Unfortunately, other PTSD symptoms were not improved, although 71% of patients treated with prazosin were regarded as "moderately or markedly improved" on a global measure compared with only 12% in the placebo group. This global benefit seemingly relates to the profound effect that nightmares and sleep disturbance have on the general well-being of patients with PTSD. Larger studies are currently evaluating whether additional daytime dosing with prazosin could improve overall PTSD symptoms. Curiously, the authors found no effect on blood pressure from the antihypertensive agent, although our clinical experience is that some patients do not tolerate the high doses usually associated with hypertension.
Prazosin is not FDA-approved and studies to date have been limited. Thus, future research is needed before prazosin is accepted as an evidence-based treatment for PTSD.
SummaryThe war in Iraq and the Afghanistan operation have had, and will continue to have, profound effects on military service members returning from combat. Psychiatrists will be faced with treating psychological conditions that historically have not responded well to treatment.
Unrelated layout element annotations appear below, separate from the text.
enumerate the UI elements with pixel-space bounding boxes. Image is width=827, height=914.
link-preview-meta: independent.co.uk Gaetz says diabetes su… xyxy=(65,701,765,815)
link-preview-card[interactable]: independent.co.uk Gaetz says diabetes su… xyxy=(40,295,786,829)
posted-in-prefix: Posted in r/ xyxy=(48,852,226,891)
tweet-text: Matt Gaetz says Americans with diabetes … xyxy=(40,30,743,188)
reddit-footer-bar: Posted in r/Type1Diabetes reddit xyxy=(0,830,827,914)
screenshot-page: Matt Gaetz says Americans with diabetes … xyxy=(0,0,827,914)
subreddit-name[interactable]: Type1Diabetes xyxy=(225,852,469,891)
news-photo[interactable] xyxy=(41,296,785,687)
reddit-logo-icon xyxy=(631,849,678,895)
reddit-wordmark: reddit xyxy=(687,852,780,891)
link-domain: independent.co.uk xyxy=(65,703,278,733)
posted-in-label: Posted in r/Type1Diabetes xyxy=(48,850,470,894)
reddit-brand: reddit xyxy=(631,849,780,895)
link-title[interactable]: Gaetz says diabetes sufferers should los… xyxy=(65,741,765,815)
The patients have complex social, psychological, and medical needs, and a range of biopsychosocial treatments may be necessary to help them.
Novel treatments, such as virtual reality exposure therapy, have yet to be proved effective. Standard treatments, such as vocational rehabilitation and substance abuse treatment, may help with the difficulties often associated with combat experience. The pharmacotherapy of PTSD should begin with SSRIs, and practitioners should remember that only sertraline and paroxetine have been FDA-approved. Preliminary research has shown that prazosin may be helpful for sleep disturbances associated with PTSD. However, more research is clearly needed in the treatment of combat- related PTSD, a vexing mental illness that haunts many veterans.